Here’s a statement that is always true: the state of the application is a function of the inputs it has received. Historically, that state is maintained by continuously making small incremental updates, but that is in some sense an optimisation. We can define the state as a function of the inputs, and then recompute the state every time we need it. Or, we can use techniques from FRP and incremental computing to keep the state current as the inputs list changes.

If it’s a short-lived application, then you could use incremental computing to define the state function in memory on the inputs, and let that machinery keep the state up to date as you add inputs. It should be possible to implement the same machinery[1] so that it works over data that lives somewhere more permanent, too. Going even further may be an option: we can write a compiler that takes a function from inputs to state, and produces a function that tells you how to update the state for any given change to the input.

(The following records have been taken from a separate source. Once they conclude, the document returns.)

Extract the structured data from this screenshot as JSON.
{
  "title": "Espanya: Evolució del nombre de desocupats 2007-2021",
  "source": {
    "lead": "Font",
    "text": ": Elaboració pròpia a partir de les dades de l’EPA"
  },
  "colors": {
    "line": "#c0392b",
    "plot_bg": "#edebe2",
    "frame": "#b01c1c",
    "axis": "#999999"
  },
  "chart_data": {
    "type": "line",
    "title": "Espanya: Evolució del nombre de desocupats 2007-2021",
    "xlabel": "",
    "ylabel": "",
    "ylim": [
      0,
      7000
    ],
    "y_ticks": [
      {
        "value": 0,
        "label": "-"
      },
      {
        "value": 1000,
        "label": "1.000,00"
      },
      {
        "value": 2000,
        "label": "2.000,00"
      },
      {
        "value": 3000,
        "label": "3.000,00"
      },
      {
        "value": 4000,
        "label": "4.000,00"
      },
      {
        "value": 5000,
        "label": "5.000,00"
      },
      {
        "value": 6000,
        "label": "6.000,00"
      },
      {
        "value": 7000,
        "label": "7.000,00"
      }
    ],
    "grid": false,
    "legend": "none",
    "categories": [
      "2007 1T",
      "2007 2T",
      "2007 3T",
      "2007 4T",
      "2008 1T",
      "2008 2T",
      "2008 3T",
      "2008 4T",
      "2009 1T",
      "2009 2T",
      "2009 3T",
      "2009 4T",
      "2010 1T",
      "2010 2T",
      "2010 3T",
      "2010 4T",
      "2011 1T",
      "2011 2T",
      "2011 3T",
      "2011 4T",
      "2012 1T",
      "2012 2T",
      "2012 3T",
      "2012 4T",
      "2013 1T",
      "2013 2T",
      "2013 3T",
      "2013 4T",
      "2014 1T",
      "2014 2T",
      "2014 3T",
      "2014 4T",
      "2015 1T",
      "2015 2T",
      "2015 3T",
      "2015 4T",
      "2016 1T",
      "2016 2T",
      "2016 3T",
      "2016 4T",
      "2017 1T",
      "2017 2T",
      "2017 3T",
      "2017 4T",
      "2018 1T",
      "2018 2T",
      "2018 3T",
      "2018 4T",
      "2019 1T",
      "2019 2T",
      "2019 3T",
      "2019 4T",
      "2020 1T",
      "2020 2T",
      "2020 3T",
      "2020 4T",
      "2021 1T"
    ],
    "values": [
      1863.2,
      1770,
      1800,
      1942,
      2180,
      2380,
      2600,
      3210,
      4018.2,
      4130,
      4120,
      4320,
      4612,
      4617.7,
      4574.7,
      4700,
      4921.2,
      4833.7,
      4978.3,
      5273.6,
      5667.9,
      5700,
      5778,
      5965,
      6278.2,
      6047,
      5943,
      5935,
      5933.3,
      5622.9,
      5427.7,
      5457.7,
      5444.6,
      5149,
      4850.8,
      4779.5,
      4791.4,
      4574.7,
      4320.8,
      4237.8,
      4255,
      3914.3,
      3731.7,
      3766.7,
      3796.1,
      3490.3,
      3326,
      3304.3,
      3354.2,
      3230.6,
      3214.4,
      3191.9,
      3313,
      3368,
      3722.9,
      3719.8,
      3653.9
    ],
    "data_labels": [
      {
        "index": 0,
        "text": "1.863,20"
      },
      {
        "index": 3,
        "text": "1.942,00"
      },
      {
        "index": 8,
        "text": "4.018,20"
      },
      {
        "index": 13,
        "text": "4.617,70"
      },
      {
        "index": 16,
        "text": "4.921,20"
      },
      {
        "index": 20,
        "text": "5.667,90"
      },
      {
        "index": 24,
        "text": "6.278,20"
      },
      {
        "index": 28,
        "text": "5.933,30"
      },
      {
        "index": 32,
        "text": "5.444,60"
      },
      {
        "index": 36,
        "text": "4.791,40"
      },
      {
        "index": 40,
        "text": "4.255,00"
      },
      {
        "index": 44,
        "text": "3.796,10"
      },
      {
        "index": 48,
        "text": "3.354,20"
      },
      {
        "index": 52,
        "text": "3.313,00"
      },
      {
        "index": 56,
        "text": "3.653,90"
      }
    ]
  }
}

If we can do that, then we can write a pure function over the inputs, and get an efficient program. Then, the next time the question presents itself, “how the hell did that happen?”, the possibility space to be explored will be that much smaller. Prevention of bugs, rather than cure.

[1] for each value, you keep track of values that depend on it and may have to change when it does. When a value changes, you recompute the dependent values and see if they change. Recurse if necessary.